Bahlil menyebut bahwa masyarakat seharusnya melakukan introspeksi dan tidak “kufur nikmat” ketika berbicara soal ketersediaan lapangan kerja di Indonesia.
"Jadi kalau ada yang mengatakan bahwa lapangan pekerjaan tidak ada, saya pikir harus kita menjadi introspeksi kolektif gitu ya dan jangan kufur nikmat," kata Bahlil.
Dalam akun Youtube pribadi Noe Letto, @Sabrang MDP Official yang tayang pada Rabu (10/7/2025), putra Cak Nun itu menanggapi pernyataan Bahlil.

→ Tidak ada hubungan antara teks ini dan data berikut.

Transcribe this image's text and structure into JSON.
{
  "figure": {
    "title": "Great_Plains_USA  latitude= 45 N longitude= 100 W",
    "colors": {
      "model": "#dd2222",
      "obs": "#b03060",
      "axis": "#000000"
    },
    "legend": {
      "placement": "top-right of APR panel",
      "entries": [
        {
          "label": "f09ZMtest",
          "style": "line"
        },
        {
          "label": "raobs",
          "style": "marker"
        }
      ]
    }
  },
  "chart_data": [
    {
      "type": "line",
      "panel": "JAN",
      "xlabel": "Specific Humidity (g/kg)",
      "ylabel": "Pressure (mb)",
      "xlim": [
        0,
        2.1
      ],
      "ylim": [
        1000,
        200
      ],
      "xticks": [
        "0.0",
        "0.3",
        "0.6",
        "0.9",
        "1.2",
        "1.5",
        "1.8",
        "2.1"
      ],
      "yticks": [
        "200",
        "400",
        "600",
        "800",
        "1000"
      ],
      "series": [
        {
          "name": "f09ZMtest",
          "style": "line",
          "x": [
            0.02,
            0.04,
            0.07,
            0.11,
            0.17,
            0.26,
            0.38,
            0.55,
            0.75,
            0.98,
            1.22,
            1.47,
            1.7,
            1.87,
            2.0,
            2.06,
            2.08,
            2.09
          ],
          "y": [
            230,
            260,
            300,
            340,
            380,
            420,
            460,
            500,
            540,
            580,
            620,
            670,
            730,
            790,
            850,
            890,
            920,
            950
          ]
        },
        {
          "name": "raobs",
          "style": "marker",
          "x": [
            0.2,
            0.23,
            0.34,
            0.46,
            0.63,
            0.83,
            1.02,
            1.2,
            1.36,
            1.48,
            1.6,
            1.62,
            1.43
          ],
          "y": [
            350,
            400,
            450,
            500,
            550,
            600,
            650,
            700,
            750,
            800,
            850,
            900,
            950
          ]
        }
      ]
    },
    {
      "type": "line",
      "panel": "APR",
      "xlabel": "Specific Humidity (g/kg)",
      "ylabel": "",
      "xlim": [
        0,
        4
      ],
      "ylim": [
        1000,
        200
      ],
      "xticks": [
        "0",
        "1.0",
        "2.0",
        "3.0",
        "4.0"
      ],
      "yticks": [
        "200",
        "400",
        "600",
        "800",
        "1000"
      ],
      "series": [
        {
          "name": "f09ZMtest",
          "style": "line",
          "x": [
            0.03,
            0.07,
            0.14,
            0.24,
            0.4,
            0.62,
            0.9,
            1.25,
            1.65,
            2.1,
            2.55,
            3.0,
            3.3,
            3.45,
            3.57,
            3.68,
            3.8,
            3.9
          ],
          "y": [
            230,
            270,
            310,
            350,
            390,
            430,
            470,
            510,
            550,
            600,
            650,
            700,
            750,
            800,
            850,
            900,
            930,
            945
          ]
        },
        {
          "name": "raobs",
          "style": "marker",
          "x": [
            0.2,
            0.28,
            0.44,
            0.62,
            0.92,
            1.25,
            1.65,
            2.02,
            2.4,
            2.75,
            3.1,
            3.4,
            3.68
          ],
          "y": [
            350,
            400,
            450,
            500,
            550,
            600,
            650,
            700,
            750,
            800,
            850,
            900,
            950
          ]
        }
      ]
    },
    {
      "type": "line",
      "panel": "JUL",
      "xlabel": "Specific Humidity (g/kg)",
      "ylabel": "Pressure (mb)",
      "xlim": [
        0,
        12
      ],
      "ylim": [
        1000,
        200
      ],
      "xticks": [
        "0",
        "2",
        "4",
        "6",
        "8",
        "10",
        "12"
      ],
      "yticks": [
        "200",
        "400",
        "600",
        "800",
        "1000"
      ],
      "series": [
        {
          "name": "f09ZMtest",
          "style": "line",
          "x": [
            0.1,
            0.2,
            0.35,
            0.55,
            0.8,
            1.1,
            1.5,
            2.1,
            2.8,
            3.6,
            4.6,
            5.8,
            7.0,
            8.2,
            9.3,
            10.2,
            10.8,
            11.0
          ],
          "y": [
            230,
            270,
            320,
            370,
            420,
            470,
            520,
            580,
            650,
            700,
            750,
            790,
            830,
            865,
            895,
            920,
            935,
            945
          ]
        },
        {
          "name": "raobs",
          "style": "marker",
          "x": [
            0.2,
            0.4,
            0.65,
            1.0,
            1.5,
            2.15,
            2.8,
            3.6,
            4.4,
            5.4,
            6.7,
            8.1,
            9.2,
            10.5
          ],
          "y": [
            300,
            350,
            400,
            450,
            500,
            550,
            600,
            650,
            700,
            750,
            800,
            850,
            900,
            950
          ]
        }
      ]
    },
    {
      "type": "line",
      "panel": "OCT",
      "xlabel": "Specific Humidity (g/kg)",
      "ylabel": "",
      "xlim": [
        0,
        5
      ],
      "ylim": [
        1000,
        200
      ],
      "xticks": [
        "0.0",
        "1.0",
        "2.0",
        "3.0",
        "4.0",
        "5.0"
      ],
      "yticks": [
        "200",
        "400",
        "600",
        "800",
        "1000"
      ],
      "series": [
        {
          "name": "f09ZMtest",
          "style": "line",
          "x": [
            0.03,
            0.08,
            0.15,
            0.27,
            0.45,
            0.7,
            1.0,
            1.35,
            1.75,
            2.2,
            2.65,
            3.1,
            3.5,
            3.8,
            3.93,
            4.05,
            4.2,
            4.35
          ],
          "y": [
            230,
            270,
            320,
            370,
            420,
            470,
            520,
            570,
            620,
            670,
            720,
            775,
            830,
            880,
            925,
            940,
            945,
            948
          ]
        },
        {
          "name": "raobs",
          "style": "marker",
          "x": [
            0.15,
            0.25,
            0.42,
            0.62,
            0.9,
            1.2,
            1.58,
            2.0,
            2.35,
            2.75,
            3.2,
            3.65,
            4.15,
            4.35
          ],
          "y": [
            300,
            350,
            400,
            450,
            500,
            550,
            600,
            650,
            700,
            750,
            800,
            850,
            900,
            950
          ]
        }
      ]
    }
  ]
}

"Kalau yang penting cari duit, berarti ya boleh aja toh nyopet, korupsi, muka mah taruh mana aja, enggak masalah, harga diri enggak penting, kejujuran enggak penting. Yang penting kan makan. Merugikan orang lain enggak penting. Itu harus-harus benar itu introspeksi dirinya. Yang penting kan dapat duit itu tadi," sindir Sabrang.
Lebih lanjut, Sabrang juga menyinggung soal orang yang mencari keuntungan dengan cari tidak halal. Bahkan, Sabrang memberikan kalimat yang nyelekit terkait orang-orang yang hanya mencari keuntungan pribadi lewat pekerjannya.
"Nah, kalau berusaha mencari duit ya enggak usah pakai banyak halangan, enggak usah pakai syarat-syarat yang banyak, enggak perlu syarat moral, enggak perlu syarat halal, enggak perlu syarat macam-macam. Cari duit kok istilahnya" ujarnya.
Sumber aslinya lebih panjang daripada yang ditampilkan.